10 yılda bir ben gerek özel hayatımın gere siyasi hayatımın köklü bir değişiklik yaşadığını biliyorum.
CHP benim iç dünyamda çok büyük önem taşıyor.
Böylesine köklü alt üst oluşların benim iç dünyamda, psikolojimde fizyolojimde benim için ihtiyaç haline geldiğini hissediyorum.
YİNE SİYASET YAPACAĞIM
Herkes çok iyi gördük seni diyorlar. Herkes beni karalar bağlanmış şekilde göreceğini sanıyor.
BUNLAR BANA DOPİNG GELİYOR
Bana doping gibi geliyor.
Şu anda hayata karşı duyarlılığımı çok daha üst seviyede hissediyorum.
Siyaseti illa genel başkan olarak yaparız diye bir anlayış yok ki. Ben 5 yıl siyasi yasaklıydım yine yaptım. Siyazet yapacağım.
CHP ve Türkiye’ye karşı kendimi sorumlu hissetmeye devam edeceğim.
Referandumda meydanlara çıkacağım, meclise de gideceğim, parti toplantılarına da gideceğim.
M.A.B: Meclise normal bir milletvekili gibi gitmek sizi üzer mi?
Deniz Baykal: Hayır üzmez. Ben şu anda her şeyi sıfırdan başladım. Genel başkan olarak yapıyordum şimdi milletvekili olarak yapıyorum.
Bana ne artık parti diyemem. Bir arayışım yok. bu benim işim benim mutluluğum.
M.A.B: Koşullar yerine geldiği zaman Deniz Baykal’ı aday olarak görebiliriz demek.

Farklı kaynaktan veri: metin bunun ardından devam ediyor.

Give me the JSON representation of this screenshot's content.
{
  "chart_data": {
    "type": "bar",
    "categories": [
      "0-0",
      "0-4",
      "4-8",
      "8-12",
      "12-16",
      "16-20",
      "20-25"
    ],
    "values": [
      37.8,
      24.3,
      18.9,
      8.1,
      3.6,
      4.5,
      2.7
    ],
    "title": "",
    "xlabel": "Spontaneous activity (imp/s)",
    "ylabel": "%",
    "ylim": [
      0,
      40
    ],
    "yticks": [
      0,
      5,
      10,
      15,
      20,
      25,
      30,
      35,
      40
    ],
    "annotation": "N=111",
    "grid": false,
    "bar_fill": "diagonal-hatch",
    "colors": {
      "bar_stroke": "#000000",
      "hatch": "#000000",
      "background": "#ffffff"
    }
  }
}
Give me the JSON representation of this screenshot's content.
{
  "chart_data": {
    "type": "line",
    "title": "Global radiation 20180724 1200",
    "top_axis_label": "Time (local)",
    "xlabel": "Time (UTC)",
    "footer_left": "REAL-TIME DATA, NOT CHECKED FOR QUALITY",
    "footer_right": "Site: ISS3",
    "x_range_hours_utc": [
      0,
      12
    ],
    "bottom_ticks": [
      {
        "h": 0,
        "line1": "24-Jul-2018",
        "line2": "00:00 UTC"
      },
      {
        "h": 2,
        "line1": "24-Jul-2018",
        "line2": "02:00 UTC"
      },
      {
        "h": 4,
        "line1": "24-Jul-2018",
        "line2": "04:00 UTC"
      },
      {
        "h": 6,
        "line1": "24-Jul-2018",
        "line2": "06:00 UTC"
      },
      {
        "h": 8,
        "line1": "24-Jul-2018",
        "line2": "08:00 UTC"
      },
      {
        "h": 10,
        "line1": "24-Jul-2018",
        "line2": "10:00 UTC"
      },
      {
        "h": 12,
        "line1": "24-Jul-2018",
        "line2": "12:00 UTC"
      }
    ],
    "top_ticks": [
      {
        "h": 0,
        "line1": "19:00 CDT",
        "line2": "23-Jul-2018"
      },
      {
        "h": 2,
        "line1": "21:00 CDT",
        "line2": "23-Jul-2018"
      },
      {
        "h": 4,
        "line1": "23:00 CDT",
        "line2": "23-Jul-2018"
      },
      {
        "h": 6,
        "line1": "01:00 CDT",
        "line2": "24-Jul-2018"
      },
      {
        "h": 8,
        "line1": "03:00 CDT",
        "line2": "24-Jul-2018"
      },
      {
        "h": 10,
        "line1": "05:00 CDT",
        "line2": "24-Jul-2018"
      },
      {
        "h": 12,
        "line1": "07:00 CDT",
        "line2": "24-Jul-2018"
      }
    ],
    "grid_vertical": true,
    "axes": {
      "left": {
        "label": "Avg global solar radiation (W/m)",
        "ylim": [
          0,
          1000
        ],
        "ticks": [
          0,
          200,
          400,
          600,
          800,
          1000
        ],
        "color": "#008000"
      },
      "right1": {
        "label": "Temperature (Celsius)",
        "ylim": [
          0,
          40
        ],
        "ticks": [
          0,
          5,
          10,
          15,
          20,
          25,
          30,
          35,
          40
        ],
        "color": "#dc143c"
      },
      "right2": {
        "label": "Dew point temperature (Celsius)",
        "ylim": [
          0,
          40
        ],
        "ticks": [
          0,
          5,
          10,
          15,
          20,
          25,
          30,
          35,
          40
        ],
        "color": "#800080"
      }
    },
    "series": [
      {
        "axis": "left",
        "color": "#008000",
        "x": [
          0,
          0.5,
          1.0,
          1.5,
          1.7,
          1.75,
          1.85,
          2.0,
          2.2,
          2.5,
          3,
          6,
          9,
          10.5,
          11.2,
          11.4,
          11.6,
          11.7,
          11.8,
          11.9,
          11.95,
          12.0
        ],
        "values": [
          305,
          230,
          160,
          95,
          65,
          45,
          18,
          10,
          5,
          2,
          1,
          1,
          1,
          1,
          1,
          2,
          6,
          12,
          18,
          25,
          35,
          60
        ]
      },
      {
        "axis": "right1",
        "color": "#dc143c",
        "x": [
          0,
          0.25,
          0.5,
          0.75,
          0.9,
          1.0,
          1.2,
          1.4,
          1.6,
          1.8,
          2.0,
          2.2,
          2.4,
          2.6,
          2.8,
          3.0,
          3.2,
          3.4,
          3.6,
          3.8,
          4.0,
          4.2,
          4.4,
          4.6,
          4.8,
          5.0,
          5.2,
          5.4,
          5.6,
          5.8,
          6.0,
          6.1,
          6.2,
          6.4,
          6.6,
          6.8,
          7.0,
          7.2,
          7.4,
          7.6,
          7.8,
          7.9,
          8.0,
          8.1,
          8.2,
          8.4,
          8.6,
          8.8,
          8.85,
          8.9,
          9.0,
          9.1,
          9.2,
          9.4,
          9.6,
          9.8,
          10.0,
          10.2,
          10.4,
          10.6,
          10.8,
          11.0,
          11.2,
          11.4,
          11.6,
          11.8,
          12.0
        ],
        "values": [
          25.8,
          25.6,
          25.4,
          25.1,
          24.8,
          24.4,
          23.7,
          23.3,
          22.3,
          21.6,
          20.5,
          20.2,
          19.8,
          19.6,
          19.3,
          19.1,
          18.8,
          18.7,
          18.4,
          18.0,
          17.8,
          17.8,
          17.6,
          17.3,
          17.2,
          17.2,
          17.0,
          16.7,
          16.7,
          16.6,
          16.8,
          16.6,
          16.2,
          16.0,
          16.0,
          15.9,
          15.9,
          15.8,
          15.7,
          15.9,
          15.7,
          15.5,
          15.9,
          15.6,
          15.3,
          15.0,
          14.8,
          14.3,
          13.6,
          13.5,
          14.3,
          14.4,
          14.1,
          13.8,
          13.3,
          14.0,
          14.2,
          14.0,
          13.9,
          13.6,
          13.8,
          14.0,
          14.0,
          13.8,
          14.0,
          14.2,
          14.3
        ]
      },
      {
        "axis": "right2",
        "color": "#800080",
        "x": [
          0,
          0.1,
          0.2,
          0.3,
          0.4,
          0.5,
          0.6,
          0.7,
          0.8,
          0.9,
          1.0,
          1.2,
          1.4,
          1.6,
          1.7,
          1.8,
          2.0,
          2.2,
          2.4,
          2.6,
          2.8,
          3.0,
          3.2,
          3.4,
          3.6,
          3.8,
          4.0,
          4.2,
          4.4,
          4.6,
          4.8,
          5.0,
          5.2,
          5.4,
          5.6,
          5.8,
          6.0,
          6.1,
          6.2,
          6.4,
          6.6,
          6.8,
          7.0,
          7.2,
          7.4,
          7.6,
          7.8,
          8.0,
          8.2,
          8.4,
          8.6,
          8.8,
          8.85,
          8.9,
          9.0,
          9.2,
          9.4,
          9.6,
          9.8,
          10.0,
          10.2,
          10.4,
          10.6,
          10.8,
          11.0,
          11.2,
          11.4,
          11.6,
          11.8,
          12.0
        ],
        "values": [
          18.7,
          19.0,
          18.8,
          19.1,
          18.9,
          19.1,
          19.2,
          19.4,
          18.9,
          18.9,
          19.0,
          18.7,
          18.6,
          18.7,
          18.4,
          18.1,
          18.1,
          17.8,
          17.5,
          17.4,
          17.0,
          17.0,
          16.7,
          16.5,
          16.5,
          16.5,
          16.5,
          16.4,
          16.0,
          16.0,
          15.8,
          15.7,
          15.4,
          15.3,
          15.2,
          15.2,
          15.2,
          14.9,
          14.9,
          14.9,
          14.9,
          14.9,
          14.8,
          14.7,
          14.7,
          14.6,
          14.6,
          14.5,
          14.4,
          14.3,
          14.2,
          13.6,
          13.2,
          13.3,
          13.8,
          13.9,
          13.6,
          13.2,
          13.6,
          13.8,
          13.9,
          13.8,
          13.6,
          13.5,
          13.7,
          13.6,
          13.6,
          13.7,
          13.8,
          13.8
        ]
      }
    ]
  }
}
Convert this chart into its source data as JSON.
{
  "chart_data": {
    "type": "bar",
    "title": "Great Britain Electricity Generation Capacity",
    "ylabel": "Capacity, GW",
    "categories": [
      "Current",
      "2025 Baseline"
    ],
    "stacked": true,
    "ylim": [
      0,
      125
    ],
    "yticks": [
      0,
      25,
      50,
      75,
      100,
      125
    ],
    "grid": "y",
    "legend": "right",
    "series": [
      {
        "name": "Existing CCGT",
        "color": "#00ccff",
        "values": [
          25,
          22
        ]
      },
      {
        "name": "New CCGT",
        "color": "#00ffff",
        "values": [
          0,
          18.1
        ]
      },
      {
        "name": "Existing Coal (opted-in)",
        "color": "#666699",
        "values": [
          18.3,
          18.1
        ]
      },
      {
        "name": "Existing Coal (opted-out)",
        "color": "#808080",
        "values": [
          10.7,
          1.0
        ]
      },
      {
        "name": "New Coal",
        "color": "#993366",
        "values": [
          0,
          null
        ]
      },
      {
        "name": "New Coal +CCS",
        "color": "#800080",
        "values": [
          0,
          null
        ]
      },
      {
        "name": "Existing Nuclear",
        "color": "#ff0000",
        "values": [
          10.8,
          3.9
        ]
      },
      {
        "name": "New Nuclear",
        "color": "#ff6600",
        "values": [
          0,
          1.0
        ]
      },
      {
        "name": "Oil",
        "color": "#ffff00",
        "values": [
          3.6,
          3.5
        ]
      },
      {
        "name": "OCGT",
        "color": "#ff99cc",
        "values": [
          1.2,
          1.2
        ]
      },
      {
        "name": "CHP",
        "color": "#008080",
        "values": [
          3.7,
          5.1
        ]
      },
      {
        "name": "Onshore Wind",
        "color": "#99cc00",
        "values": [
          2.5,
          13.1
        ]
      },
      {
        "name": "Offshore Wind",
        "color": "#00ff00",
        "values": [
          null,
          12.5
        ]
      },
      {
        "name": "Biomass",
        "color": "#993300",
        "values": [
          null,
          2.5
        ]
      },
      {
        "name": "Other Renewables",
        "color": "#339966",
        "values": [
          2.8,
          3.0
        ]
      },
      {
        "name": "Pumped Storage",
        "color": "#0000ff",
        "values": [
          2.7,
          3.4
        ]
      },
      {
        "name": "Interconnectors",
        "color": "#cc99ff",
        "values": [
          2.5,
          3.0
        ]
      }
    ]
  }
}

Deniz Baykal: Bütün bunlar benim anlattığımın dışında. Bir makam mevkii için siyaset yapmıyorum.
Cumhurbaşkanlığı gibi bir mesele yok.
HEDEF İÇİN SİYASET YAPMIYORUM
Geçmişte de zor günler yaşadık. Ben belli bir hedefi yakalamak için siyaset yapma gayreti içinde olmadım. Öyle olsaydı hedefe ulaştığında mutsuz olurdun. Yaşanan sürecin kendisi mutluluğun kaynağı.
M.A.B: Bazıları heyecanı medya veriyor diyor. Bu suni bir şey mi yoksa kurultay bazı şeyleri değiştirdi mi?
Deniz Baykal: Suni bir şey değil. Arka planına bakmak lazım. Neydi? CHP yükselen bir partiydi.